More of my work

Since 2006 I have worked as director of the research consultancy Urban Pollinators, and more recently as a senior research fellow at Sheffield Hallam University. You can find about more about my professional life on the Urban Pollinators website, as well as an extensive archive of work-related writing and research reports. I’m also on LinkedIn.

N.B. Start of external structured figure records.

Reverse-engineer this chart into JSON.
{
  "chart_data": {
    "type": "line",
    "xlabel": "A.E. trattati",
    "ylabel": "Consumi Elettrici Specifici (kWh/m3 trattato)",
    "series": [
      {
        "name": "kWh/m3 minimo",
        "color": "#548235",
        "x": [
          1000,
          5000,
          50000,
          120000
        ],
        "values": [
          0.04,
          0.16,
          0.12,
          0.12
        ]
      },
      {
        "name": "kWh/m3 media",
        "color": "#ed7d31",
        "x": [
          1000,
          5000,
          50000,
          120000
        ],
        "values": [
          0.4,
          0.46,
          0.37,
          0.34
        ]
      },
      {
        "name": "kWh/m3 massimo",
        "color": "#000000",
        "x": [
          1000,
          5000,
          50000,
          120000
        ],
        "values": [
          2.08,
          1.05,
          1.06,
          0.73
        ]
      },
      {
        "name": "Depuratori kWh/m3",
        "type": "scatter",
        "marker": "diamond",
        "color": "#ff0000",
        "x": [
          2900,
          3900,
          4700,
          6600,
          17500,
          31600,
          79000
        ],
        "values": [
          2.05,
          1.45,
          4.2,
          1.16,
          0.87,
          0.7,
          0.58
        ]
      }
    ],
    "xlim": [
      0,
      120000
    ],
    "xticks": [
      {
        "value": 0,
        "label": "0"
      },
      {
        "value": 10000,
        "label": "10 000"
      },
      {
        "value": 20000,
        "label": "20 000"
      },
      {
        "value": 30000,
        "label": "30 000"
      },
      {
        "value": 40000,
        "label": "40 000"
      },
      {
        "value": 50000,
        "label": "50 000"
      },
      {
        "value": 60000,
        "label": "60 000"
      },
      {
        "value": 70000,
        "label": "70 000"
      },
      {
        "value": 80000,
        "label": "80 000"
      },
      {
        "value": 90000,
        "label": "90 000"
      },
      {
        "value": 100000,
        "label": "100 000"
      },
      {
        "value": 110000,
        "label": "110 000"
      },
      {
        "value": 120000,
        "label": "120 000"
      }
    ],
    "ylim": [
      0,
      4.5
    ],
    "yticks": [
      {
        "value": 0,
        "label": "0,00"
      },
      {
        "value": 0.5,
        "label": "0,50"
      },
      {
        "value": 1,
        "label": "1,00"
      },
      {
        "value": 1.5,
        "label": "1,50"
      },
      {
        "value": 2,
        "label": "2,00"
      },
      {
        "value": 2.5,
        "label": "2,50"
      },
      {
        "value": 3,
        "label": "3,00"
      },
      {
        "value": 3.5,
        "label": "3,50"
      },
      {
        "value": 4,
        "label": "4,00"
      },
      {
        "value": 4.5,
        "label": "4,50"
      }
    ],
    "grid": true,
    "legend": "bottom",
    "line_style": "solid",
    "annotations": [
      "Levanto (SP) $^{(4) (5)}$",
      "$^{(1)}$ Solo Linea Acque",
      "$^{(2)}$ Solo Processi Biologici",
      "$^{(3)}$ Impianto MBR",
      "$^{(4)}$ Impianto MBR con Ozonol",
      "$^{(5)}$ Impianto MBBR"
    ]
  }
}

I’ve written a book, How to Save Our Town Centres, which grew out of the crisis of confidence that followed the 2008 financial crash and the subsequent recession. It sets out an alternative agenda for the future of our towns and cities which, it’s fair to say, hasn’t been welcomed by people who think our town centres should be filled with bigger and shinier shops and bigger and shinier property projects. An edited collection, Urban Crisis, Urban Hope, was published by Anthem Press in 2020. This was a joint project with Professor Rowland Atkinson at the Department of Urban Studies and Planning at the University of Sheffield.

Urban Pollinators also helped to publish and crowdfund Incredible! Plant Veg, Grow a Revolution. Written by Joanna Dobson with Pam Warhurst, it tells the story of the inspiring Incredible Edible movement that started in Todmorden, West Yorkshire, and is encouraging people worldwide to rethink local food systems.

My previous blog, Living with Rats, grew out of my role as editorial director of New Start magazine, which I co-founded in 1999 and left in 2010. It has a broad focus on place and community. All the posts are still visible.

Alongside my work at Urban Pollinators I am also involved in academic research. Having completed a doctoral study of transitions to a low carbon society and institutional change with the Centre for Regional Economic and Social Research (CRESR) at Sheffield Hallam University, I spent two years supporting the Improving Wellbeing through Urban Nature project at the Department of Landscape at the University of Sheffield. Since July 2020 I’ve been working as a senior research fellow at CRESR. I’ve been involved in a range of research and evaluation projects: details of recent work can be seen here. Links to journal articles and so on are on my Orcid profile and at Researchgate.

Between 2016 and 2020 I was a trustee of the Sheffield-based charity Baby Basics, which provides essential support to new parents who are vulnerable or destitute, including asylum seekers, homeless people and families escaping abuse. I was previously a trustee of the Centre for Local Economic Strategies for several years.